At first, years ago, he’d annoyed me. The ceremonious demeanor, the persnickety work habits, that austere guise like that
of a maiden aunt, finicky, brooding. Then one day I saw him in Bam-daad eating ice cream and cream cakes with his son, and
as I watched them it changed my opinion of him forever. He was such a tender father. They ate custard tartlets covered with
fruit, they ate éclairs, they ate creamy roulette. They ate and ate, laughing together. Peyman was nine at the time, with
big cheeks and a crew cut and eyes the size of saucers. They were so engrossed with each other that they didn’t see me. Later
when we were better acquainted Mr. Bashirian told me about his wife — how she’d died in a car accident in the mountain passes
of Gachsar. After her there could be no other woman, he said. He had his son, his work. At night he listened to Shajarian
and Banon on the radio, and to old records of Badi‘zadeh and Ghamar, and weekends he painted. He had taken classes from the
famous Katouzian. One time he brought in a small oil painting wrapped in brown paper, a gift for me. A tranquil sea with bloodstained
sunset and red clouds and floating gulls. Maudlin, pretty awful actually, but touching. When I took it home, Houshang laughed.
“Are you painting?” I asked him.
He shook his head. “I pray.”
He’d always been rational and solid, a man devoted to secular liberalism, measuring the progress of this nation inch by painful
inch. I couldn’t imagine him fatalistic, submissive.
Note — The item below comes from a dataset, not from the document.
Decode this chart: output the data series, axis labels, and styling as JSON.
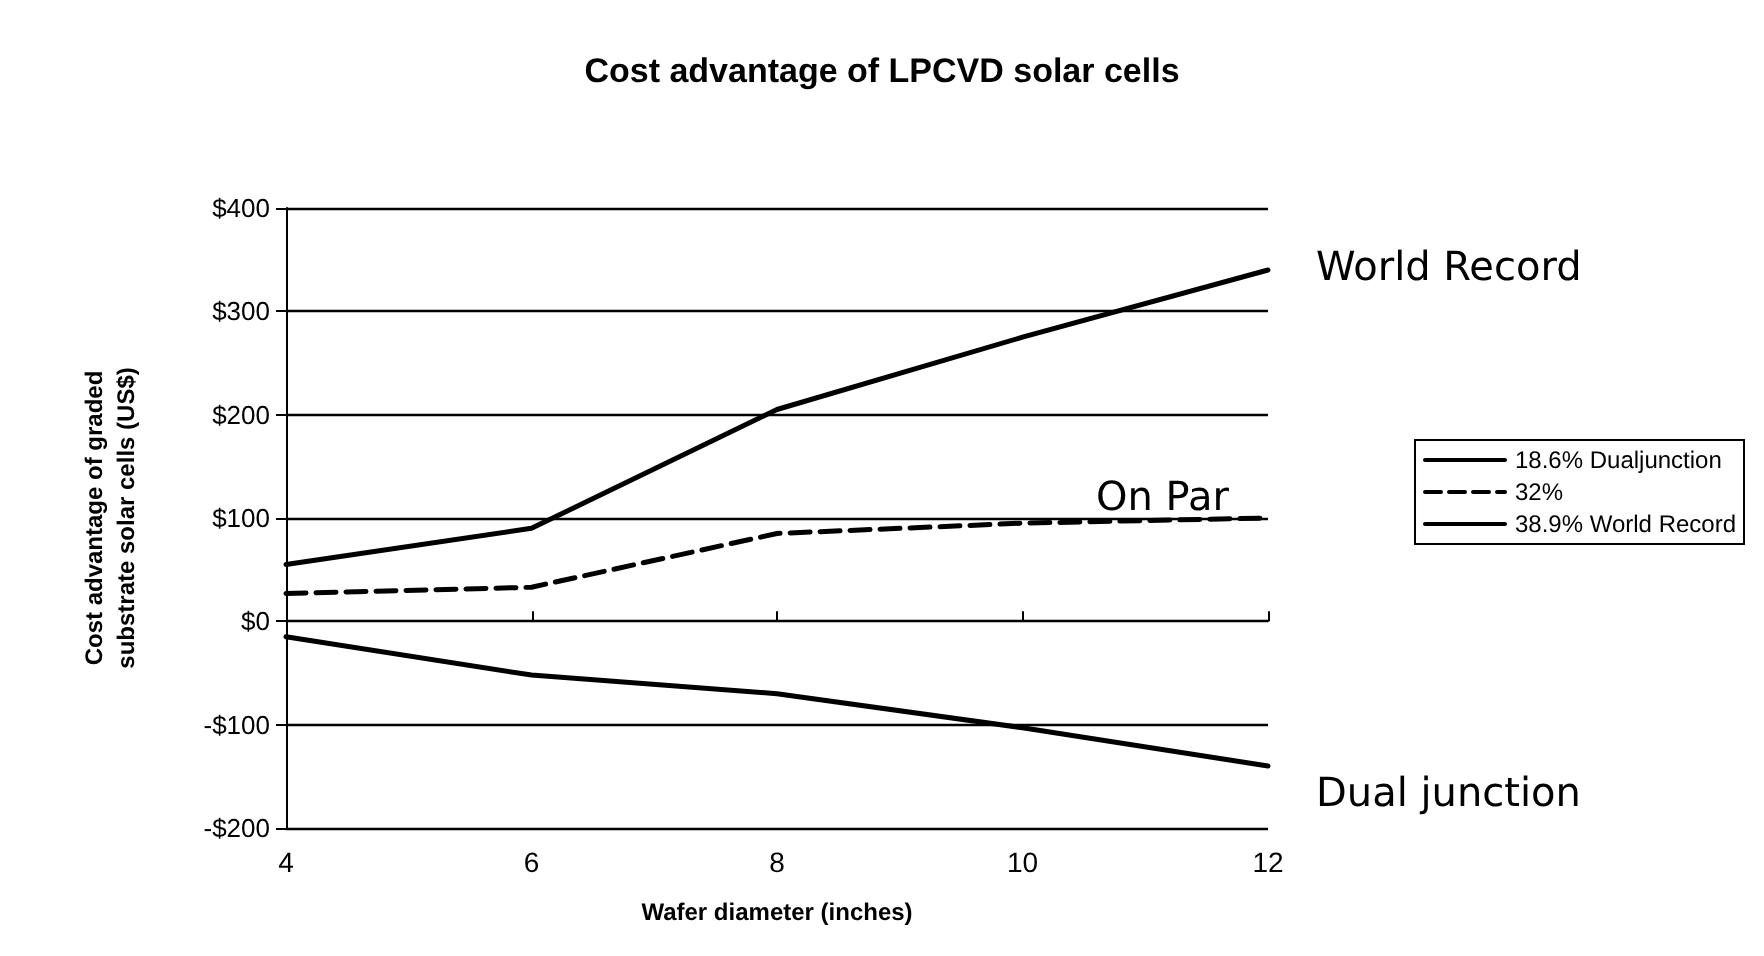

“I’ve made a vow,” he said, “to Imam Reza.”
Kavoos had told me to put him in touch with a certain lawyer. I put this to Mr. Bashirian. Here was something solid. I felt
in this way I would wash my hands of the whole affair.
He wrote the name and phone number in a small blue calendar he took from the inside pocket of his jacket.
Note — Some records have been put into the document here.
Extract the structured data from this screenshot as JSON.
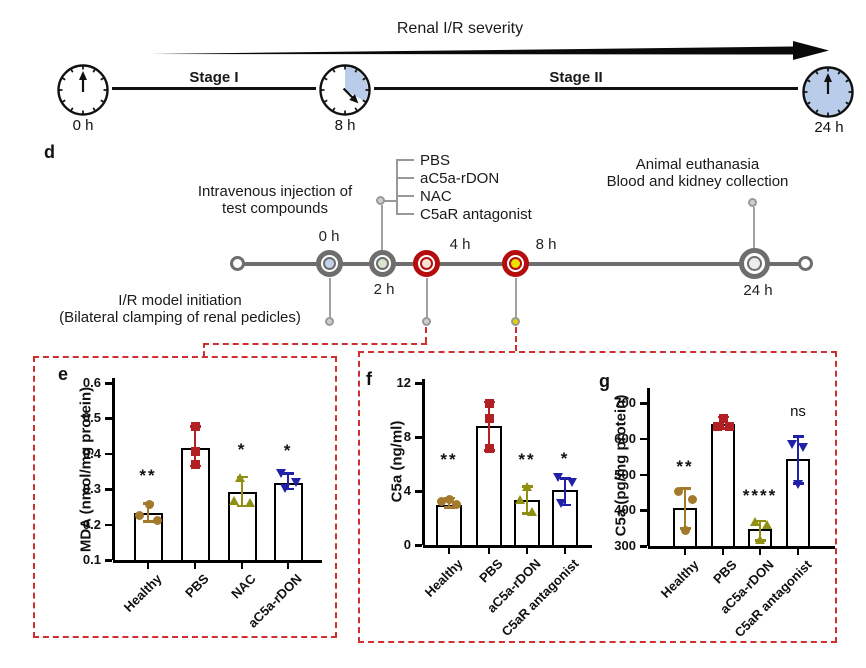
{
  "figure": {
    "top_timeline": {
      "title": "Renal I/R severity",
      "stage1_label": "Stage I",
      "stage2_label": "Stage II",
      "clock_labels": [
        "0 h",
        "8 h",
        "24 h"
      ],
      "clock_fill": "#b9cce9"
    },
    "panel_d": {
      "label": "d",
      "injection_line1": "Intravenous injection of",
      "injection_line2": "test compounds",
      "compounds": [
        "PBS",
        "aC5a-rDON",
        "NAC",
        "C5aR antagonist"
      ],
      "euthanasia_line1": "Animal euthanasia",
      "euthanasia_line2": "Blood and kidney collection",
      "ir_line1": "I/R model initiation",
      "ir_line2": "(Bilateral clamping of renal pedicles)",
      "timepoints": [
        {
          "label": "0 h",
          "ring": "#6e6e6e",
          "fill": "#c3d2ec"
        },
        {
          "label": "2 h",
          "ring": "#6e6e6e",
          "fill": "#d6e5cb"
        },
        {
          "label": "4 h",
          "ring": "#b50d0d",
          "fill": "#f6e4d5"
        },
        {
          "label": "8 h",
          "ring": "#b50d0d",
          "fill": "#f0df00"
        },
        {
          "label": "24 h",
          "ring": "#6e6e6e",
          "fill": "#ececec"
        }
      ]
    }
  },
  "chart_data": [
    {
      "panel": "e",
      "type": "bar",
      "ylabel": "MDA (nmol/mg protein)",
      "ylim": [
        0.1,
        0.6
      ],
      "yticks": [
        0.1,
        0.2,
        0.3,
        0.4,
        0.5,
        0.6
      ],
      "ytick_labels": [
        "0.1",
        "0.2",
        "0.3",
        "0.4",
        "0.5",
        "0.6"
      ],
      "categories": [
        "Healthy",
        "PBS",
        "NAC",
        "aC5a-rDON"
      ],
      "bar_means": [
        0.232,
        0.417,
        0.292,
        0.318
      ],
      "error_low": [
        0.208,
        0.365,
        0.252,
        0.3
      ],
      "error_high": [
        0.26,
        0.478,
        0.335,
        0.345
      ],
      "points": [
        [
          {
            "dx": -9,
            "v": 0.227
          },
          {
            "dx": 1,
            "v": 0.258
          },
          {
            "dx": 9,
            "v": 0.211
          }
        ],
        [
          {
            "dx": 0,
            "v": 0.478
          },
          {
            "dx": 0,
            "v": 0.407
          },
          {
            "dx": 0,
            "v": 0.369
          }
        ],
        [
          {
            "dx": -2,
            "v": 0.333
          },
          {
            "dx": -8,
            "v": 0.268
          },
          {
            "dx": 8,
            "v": 0.262
          }
        ],
        [
          {
            "dx": -7,
            "v": 0.345
          },
          {
            "dx": 8,
            "v": 0.32
          },
          {
            "dx": -3,
            "v": 0.303
          }
        ]
      ],
      "significance": [
        "**",
        "",
        "*",
        "*"
      ],
      "sig_y": [
        0.338,
        null,
        0.412,
        0.408
      ],
      "group_colors": [
        "#a3792b",
        "#b22024",
        "#8f8f12",
        "#2121a8"
      ],
      "markers": [
        "circle",
        "square",
        "triangle-up",
        "triangle-down"
      ]
    },
    {
      "panel": "f",
      "type": "bar",
      "ylabel": "C5a (ng/ml)",
      "ylim": [
        0,
        12
      ],
      "yticks": [
        0,
        4,
        8,
        12
      ],
      "ytick_labels": [
        "0",
        "4",
        "8",
        "12"
      ],
      "categories": [
        "Healthy",
        "PBS",
        "aC5a-rDON",
        "C5aR antagonist"
      ],
      "bar_means": [
        3.0,
        8.85,
        3.3,
        4.05
      ],
      "error_low": [
        2.75,
        7.0,
        2.3,
        2.95
      ],
      "error_high": [
        3.5,
        10.6,
        4.35,
        4.95
      ],
      "points": [
        [
          {
            "dx": -8,
            "v": 3.25
          },
          {
            "dx": 0,
            "v": 3.4
          },
          {
            "dx": 7,
            "v": 3.0
          }
        ],
        [
          {
            "dx": 0,
            "v": 10.45
          },
          {
            "dx": 0,
            "v": 9.35
          },
          {
            "dx": 0,
            "v": 7.15
          }
        ],
        [
          {
            "dx": 0,
            "v": 4.3
          },
          {
            "dx": -7,
            "v": 3.35
          },
          {
            "dx": 5,
            "v": 2.45
          }
        ],
        [
          {
            "dx": -7,
            "v": 5.0
          },
          {
            "dx": 7,
            "v": 4.6
          },
          {
            "dx": -4,
            "v": 3.05
          }
        ]
      ],
      "significance": [
        "**",
        "",
        "**",
        "*"
      ],
      "sig_y": [
        6.3,
        null,
        6.3,
        6.4
      ],
      "group_colors": [
        "#a3792b",
        "#b22024",
        "#8f8f12",
        "#2121a8"
      ],
      "markers": [
        "circle",
        "square",
        "triangle-up",
        "triangle-down"
      ]
    },
    {
      "panel": "g",
      "type": "bar",
      "ylabel": "C5a (pg/mg protein)",
      "ylim": [
        300,
        700
      ],
      "yticks": [
        300,
        400,
        500,
        600,
        700
      ],
      "ytick_labels": [
        "300",
        "400",
        "500",
        "600",
        "700"
      ],
      "categories": [
        "Healthy",
        "PBS",
        "aC5a-rDON",
        "C5aR antagonist"
      ],
      "bar_means": [
        406,
        640,
        347,
        542
      ],
      "error_low": [
        348,
        628,
        315,
        474
      ],
      "error_high": [
        462,
        661,
        371,
        607
      ],
      "points": [
        [
          {
            "dx": -7,
            "v": 453
          },
          {
            "dx": 7,
            "v": 430
          },
          {
            "dx": 0,
            "v": 342
          }
        ],
        [
          {
            "dx": 0,
            "v": 658
          },
          {
            "dx": -6,
            "v": 633
          },
          {
            "dx": 6,
            "v": 633
          }
        ],
        [
          {
            "dx": -5,
            "v": 369
          },
          {
            "dx": 7,
            "v": 361
          },
          {
            "dx": 0,
            "v": 319
          }
        ],
        [
          {
            "dx": -6,
            "v": 583
          },
          {
            "dx": 5,
            "v": 575
          },
          {
            "dx": 0,
            "v": 472
          }
        ]
      ],
      "significance": [
        "**",
        "",
        "****",
        "ns"
      ],
      "sig_y": [
        520,
        null,
        440,
        672
      ],
      "group_colors": [
        "#a3792b",
        "#b22024",
        "#8f8f12",
        "#2121a8"
      ],
      "markers": [
        "circle",
        "square",
        "triangle-up",
        "triangle-down"
      ]
    }
  ]
}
“You need time off,” I said. “Take a week. Why don’t you arrange —”
He refused immediately. “Never! I need to work. More work. Anything to keep from agonizing.”
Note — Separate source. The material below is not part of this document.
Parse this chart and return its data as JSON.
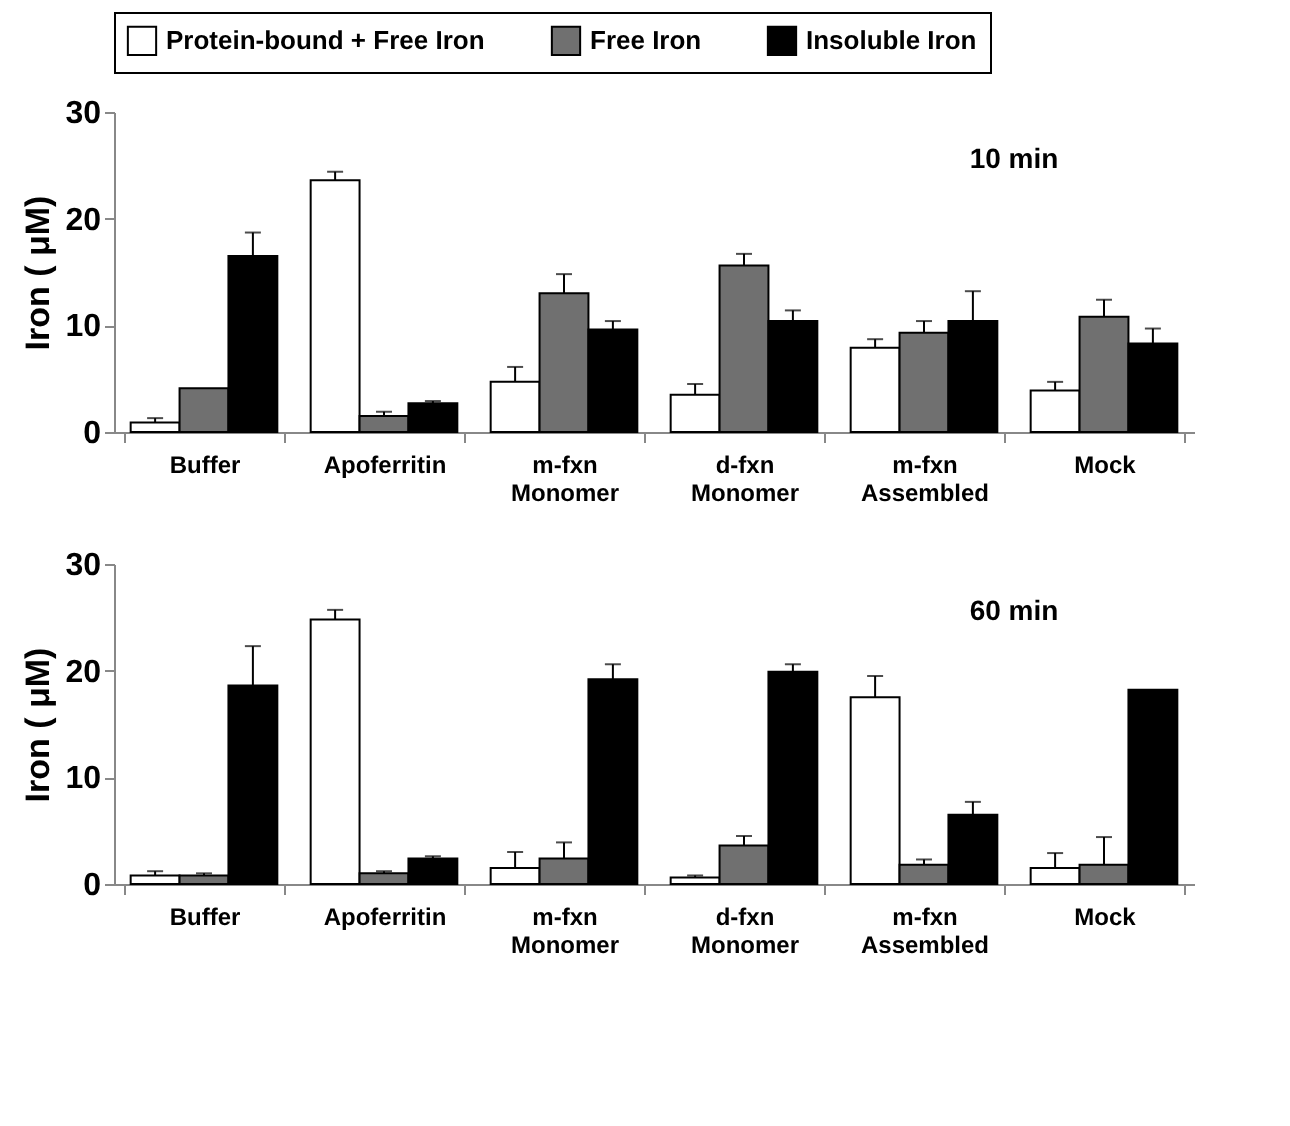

I argued for a bit. He could be insufferably stubborn. I asked if he had any relatives in Tehran, but he said his sister lived
up north, in Sari.
“Any nieces and nephews?”
“They live up north. Why?”
For his own sake I said, “Say you have an ailing niece. She’s deathly ill. People are asking questions. They think something’s
wrong. Don’t you see? Please, let’s give them some sort of answer. For now.”
He agreed, reluctant, pushing his folders like a proud man fiddling with defeat.
T
HE DIRECTOR QUESTIONED
my judgment the next day. He’s hugely distracted and under enormous pressure, rushing to meetings and official events all
week, arranging for conferences and endless foreign visitors. Recently the buoyant effect of all that has receded, leaving
him looking oddly vacuous. He seemed deflated when he called me into his office. First we went over new papers for our journal
and publications. “Statism and the Dangers of Economically Interventionist States Engaging in Monological Speech.” He said
nobody read this stuff anyway, especially way at the top! He flipped through the article “The Rentier Economy and Rentier
Mentality in Iran,” then skimmed through the first two pages of “Our One-Product Economy — Oil — and Patron-Client Relationship
with Foreign Powers,” poking at it with his pen.
He said, “As always it comes down to the obvious need for scientific study versus the obvious need for censorship.”
Then he complained how he wasn’t pleased at all with Mr. Bashirian.
“What’s going on? I hear he’s a poor manager. He’s hostile and curt with colleagues and impossible in meetings. I hear he’s
sneaking home papers and photocopying documents.”
“He would do no such thing.”
“Then what’s the problem? His colleagues are complaining.”
“He’s an invaluable employee.”
“That’s not what I hear anymore. Ask Mr. Makhmalchi.”
Mr. Makhmalchi was a snoop, a clever and overbearing toady promoted instead of Mr. Bashirian, whose competence and very principles
were now in question.
“Mr. Bashirian’s a hard worker and an honorable man. He hasn’t changed.”
“Of course, you wanted him promoted. You’re biased. I’ll give him two weeks.”